Anastasia Kolmogorova

Anastasia Kolmogorova

In our work, we used not large language models but embeddings—vector representations of sounding speech features. For the automatic classification of the recordings by the types of aphasias, our colleague Anastasia Margolina offered to focus both on the analysis of acoustic characteristics and lexico-grammatical speech patterns. The approach turned out to be effective: we tested it on our unique dataset. It includes the recordings of informants with different types of aphasias, of varying severity, in different speech situations—monologues, dialogues, when reading or retelling. As a result, we managed to classify the patients according to the types of aphasias and level of severity pretty well. Many colleagues appreciated our practice-oriented approach. We're planning to test the research results at clinical sites. It will help to take some of the load off logopedists: they can hold sessions with patients in semi-automatic mode and track the clinical dynamics more accurately.

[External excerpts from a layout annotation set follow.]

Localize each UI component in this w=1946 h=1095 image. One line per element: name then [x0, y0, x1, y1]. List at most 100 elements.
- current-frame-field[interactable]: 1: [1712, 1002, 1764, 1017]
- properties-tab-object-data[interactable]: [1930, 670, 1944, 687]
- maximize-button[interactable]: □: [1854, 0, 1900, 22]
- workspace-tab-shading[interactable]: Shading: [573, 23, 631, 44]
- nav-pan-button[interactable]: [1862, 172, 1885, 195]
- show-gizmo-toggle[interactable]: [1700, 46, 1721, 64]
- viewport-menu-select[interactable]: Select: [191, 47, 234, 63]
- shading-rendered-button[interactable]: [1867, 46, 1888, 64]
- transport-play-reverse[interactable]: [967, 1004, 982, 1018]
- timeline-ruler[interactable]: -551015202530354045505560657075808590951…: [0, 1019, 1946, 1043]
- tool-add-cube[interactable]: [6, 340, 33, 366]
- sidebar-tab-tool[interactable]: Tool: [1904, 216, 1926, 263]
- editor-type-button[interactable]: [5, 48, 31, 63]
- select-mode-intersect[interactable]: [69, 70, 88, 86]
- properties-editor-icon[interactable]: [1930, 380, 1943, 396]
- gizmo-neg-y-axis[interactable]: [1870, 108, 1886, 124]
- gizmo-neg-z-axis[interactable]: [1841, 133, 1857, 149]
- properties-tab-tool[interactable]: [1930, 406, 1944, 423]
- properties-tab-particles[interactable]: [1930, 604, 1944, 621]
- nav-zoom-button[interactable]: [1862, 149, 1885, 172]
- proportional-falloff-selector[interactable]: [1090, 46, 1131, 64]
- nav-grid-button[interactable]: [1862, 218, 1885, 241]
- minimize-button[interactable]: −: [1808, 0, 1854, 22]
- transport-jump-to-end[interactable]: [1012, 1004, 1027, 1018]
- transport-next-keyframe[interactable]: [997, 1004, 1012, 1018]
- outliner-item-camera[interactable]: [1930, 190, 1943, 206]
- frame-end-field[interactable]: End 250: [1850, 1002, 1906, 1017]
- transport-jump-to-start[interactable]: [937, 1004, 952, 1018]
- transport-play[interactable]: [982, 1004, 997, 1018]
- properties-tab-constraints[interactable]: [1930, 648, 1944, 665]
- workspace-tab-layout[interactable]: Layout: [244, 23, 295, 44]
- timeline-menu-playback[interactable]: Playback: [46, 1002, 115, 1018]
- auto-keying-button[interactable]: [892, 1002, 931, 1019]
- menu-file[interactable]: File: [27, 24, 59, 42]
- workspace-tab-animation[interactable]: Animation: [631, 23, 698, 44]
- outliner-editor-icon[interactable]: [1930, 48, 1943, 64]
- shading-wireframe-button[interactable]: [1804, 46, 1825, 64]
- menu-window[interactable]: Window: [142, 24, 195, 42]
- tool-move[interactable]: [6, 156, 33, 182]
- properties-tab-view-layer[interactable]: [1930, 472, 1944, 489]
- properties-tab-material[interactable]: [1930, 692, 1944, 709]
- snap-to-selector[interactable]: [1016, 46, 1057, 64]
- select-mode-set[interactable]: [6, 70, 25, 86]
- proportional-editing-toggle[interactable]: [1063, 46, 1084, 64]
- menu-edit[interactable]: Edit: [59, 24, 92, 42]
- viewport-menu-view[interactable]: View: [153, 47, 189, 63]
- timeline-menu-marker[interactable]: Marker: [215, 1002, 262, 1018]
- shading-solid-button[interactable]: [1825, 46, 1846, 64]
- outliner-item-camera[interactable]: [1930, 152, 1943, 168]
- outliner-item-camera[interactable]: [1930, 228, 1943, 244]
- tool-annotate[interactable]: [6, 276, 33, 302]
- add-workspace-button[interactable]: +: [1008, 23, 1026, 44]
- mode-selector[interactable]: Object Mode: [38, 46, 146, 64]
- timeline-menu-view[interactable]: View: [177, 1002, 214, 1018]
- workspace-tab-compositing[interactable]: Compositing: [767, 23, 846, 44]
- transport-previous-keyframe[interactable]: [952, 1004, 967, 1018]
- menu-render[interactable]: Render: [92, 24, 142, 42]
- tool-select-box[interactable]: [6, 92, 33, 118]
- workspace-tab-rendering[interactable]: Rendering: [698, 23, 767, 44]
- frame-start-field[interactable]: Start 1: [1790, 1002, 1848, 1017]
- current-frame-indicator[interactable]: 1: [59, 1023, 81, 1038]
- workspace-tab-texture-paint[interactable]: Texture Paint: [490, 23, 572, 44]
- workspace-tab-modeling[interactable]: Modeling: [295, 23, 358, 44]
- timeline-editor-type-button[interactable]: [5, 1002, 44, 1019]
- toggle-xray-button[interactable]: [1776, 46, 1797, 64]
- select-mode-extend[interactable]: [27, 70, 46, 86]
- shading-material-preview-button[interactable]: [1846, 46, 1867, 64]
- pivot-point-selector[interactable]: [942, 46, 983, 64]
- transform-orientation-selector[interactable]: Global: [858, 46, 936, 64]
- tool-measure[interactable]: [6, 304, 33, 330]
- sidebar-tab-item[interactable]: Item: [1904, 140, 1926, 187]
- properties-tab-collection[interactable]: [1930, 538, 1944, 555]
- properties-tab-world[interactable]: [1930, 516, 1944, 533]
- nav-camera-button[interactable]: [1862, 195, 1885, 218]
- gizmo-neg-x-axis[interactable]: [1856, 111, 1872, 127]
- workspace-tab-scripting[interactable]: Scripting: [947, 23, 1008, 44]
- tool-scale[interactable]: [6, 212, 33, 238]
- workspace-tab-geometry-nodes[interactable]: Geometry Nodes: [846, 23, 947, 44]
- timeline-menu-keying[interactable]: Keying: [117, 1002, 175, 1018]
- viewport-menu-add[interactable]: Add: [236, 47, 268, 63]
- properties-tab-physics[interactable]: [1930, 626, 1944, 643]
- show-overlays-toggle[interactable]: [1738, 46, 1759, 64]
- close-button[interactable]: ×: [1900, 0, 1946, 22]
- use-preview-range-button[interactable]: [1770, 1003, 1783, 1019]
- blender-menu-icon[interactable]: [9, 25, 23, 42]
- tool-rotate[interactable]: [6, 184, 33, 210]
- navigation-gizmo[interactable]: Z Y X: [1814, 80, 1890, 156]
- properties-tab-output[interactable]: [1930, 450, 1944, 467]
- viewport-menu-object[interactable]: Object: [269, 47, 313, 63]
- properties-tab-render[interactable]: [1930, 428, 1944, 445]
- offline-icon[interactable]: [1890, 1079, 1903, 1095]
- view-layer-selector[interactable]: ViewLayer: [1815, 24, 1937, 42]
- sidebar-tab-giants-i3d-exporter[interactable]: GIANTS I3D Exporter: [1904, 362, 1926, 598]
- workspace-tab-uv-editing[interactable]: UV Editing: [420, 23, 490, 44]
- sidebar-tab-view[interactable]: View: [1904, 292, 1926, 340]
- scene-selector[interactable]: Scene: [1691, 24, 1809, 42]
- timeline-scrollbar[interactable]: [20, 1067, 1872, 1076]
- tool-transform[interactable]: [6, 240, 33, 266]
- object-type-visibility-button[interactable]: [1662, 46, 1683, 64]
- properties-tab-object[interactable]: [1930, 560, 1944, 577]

Photo courtesy of Anastasia Kolmogorova

The research results of the Linguistic Convergence Laboratory are published in the largest research library in the sphere of computational linguistics. In the future, the dataset will help to train artificial intelligence and create multilingual models for more accurate diagnosis of diseases.

Anastasia Kolmogorova highlighted that the conference demonstrated the world trend to use large language models in medicine and cognitive sciences. The experts emphasise that in the near future, the sets of different AI agents, supplementing each other, will analyse patients' clinical pictures.

'We work with artificial intelligence a lot to complete various tasks: for medicine, for detecting emotions, for cognitive research. The conference assured us that such an approach was correct. We drew out a lot for generating texts, including the ones used for the rehabilitation of patients with aphasia. For the next conference, we are planning to prepare research in this sphere', summed up Anastasia Kolmogorova.